Milady recibió aquella mirada como víctima resignada: era imposible ver una expresión más sumisa y más dulce de la que reinaba entonces sobre su hermoso rostro. Apenas si el propio lord de Winter reconoció a la tigresa que un momento antes él se aprestaba a combatir.
—No saldrá jamás de esta habitación, ¿entendéis, John? —continuó el barón—. No se carteará con nadie, no hablará más que con vos, si es que tenéis a bien hacerle el honor de dirigirle la palabra.
—Basta, milord, he jurado.
—Y ahora, señora, tratad de hacer la paz con Dios, porque estáis juzgada por los hombres.
Milady dejó caer su cabeza como si se hubiera sentido aplastada por este juicio.

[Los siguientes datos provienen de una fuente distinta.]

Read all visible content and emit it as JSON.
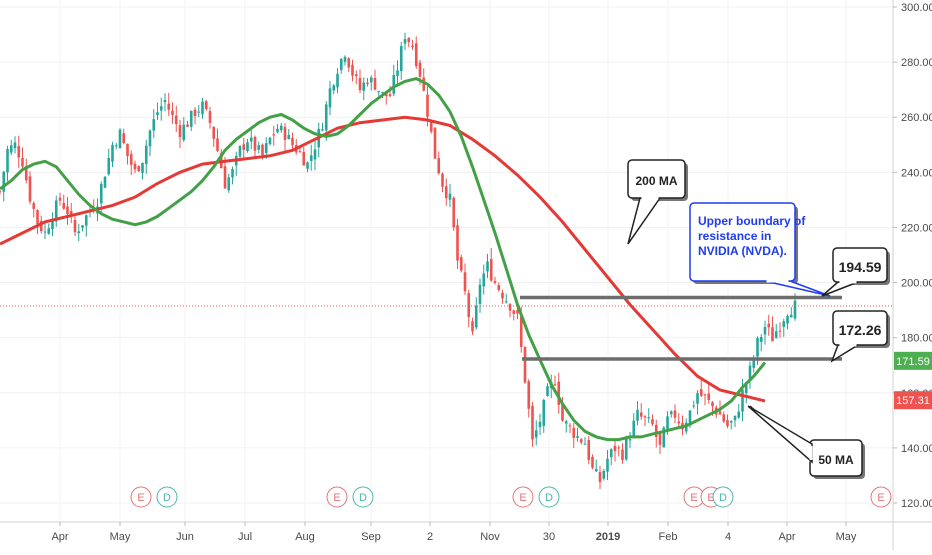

Lord de Winter salió haciendo un gesto a Felton, que salió tras él y cerró la puerta.
Un instante después se oía en el corredor el paso pesado de un soldado de marina que hacía de centinela, el hacha a la cintura y el mosquete en la mano.
Milady permaneció durante algunos minutos en la misma posición, porque pensó que se la vigilaba por la cerradura; luego, lentamente, alzó su cabeza, que había recuperado una expresión formidable de amenaza y desafío, corrió a escuchar a la puerta, miró por la ventana y volviendo a enterrarse en un amplio sillón, pensó.
E
ntre tanto, el cardenal esperaba nuevas de Inglaterra, pero ninguna nueva llegaba, ni siquiera enfadosa y amenazadora.
Aunque La Rochelle estuviera bloqueada, por cierto que pudiera parecer el éxito gracias a las precauciones tomadas y sobre todo al dique que no dejaba ya penetrar ningún barco en la ciudad asediada, sin embargo el bloqueo podía durar mucho tiempo todavía; y era una gran afrenta para las armas del rey y una gran molestia para el señor cardenal, que ya no tenía, por cierto, que malquistar a Luis XIII con Ana de Austria, ya estaba hecho, sino conciliar al señor de Bassompierre, que estaba malquistado con el duque de Angulema.
En cuanto a Monsieur, que había comenzado el asedio, dejaba al cardenal el cuidado de acabarlo.
La ciudad, pese a la increíble perseverancia de su alcalde, había intentado una especie de motín para rendirse; el alcalde había hecho colgar a los amotinados. Esta ejecución calmó a las peores cabezas, que entonces se decidieron a dejarse morir de hambre. Esta muerte les parecía siempre más lenta y menos segura que morir por estrangulamiento.